女の子がキャリーを抱えていて、「拾ったんです」と少し緊張した声で話してくれた。
「うちで飼うことになって、元気かどうか心配で……」
体重を量り、体温や状態を確認する。
「少し痩せてるけど、問題はない。しっかり食べさせれば元気になるよ」
そう伝えると、女の子はほっとして笑顔を見せた。
美咲がそっとハルを抱き上げると、小さな体がぴたりと彼女の胸に寄り添った。
「春に来たからハル、なんだって」
女の子の言葉に、待合室の空気も優しく和んだ。
午後 小鳥のチュン
昼過ぎ、次に来たのは黄色い羽のセキセイインコ。
名前は「チュン」。
飼い主のおばあさんは「この子が孫みたいでね」と嬉しそうに話していた。
「初めての健診で、ちょっと心配なんです」
鳥かごを開けると、チュンは小さく鳴き、私の指先にとまった。
羽の状態も良好で、体重も問題なし。
「健康そのものですね」
そう伝えると、おばあさんは「よかった」と涙ぐむように笑った。
小鳥がもたらす喜びが、言葉を超えて伝わってきた。
常連たちとの出会い
この日、待合室には偶然にもリクと加藤さん、ベルと女の子、チャイ&モカ、そしてユキも姿を見せていた。

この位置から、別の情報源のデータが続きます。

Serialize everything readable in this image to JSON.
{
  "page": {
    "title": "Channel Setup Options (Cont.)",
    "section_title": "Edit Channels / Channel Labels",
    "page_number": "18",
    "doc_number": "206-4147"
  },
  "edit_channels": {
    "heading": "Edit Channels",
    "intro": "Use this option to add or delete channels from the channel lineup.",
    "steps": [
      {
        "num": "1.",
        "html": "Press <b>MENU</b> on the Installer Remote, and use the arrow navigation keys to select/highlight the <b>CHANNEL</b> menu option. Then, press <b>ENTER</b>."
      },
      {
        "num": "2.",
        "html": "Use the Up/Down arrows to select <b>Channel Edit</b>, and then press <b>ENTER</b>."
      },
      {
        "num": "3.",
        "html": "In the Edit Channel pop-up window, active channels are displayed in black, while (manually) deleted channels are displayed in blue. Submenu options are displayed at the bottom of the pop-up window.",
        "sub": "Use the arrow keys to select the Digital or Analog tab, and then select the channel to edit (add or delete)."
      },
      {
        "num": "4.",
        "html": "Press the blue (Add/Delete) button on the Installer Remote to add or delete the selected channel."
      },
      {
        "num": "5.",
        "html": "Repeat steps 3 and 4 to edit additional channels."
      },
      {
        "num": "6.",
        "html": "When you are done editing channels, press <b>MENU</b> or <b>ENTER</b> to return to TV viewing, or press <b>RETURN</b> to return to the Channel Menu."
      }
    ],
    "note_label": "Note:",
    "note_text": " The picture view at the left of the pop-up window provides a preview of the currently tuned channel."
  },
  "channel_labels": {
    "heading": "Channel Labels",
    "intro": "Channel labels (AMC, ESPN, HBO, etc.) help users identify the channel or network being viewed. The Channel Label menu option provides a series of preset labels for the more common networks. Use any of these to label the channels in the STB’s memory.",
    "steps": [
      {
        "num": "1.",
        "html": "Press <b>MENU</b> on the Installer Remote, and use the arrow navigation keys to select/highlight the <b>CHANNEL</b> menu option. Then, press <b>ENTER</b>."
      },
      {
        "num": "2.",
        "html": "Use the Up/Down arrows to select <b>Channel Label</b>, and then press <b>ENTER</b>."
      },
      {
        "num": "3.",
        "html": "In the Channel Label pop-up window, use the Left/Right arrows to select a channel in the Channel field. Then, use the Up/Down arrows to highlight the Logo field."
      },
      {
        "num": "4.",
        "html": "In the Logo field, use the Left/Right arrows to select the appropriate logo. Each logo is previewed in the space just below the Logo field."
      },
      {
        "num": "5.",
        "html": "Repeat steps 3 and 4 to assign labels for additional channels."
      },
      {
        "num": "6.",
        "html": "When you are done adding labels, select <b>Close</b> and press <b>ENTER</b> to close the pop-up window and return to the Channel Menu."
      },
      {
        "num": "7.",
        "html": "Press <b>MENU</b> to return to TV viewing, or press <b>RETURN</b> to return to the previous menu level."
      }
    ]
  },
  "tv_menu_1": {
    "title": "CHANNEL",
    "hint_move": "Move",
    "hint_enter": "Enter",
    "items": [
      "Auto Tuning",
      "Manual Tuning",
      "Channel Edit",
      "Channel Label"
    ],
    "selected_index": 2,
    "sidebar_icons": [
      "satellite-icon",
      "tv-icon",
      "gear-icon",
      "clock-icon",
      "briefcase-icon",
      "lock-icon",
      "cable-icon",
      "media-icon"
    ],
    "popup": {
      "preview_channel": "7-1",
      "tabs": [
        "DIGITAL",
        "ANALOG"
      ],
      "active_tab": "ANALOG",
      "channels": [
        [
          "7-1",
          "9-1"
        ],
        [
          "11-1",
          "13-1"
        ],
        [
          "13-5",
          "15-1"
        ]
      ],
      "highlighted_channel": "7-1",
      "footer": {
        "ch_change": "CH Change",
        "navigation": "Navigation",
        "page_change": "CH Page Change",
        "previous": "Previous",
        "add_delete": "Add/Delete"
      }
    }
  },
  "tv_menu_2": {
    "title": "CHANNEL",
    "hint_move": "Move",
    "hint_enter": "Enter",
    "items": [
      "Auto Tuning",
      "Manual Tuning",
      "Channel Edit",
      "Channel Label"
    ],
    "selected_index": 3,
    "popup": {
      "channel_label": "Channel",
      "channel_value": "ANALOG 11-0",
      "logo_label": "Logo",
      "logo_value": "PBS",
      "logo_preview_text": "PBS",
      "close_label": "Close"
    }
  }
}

元気な子犬ソラを見て、リクは静かに寄り添うようにしっぽを振り、
ベルは「遊ぼう!」とじゃれかかろうとして女の子に止められていた。
ハルを抱えた女の子は、チャイとモカのやんちゃぶりに「大きくなったらあんな風になるのかな」と笑い、
ユキは窓辺で凛とした姿を見せながら、新しい命たちを見守るようにしていた。
夜 春の余韻
診察が終わり、カルテを整理しながら美咲が言った。
「今日は“春”がいっぱいでしたね」
「そうだな。新しい命が集まるのは、春ならではだ」
私は窓の外に目をやった。
街路樹の桜が、もうすぐ花を開きそうにふくらんでいた。
命の始まりを見守れること。
それが、この仕事の何よりの喜びだと改めて感じた。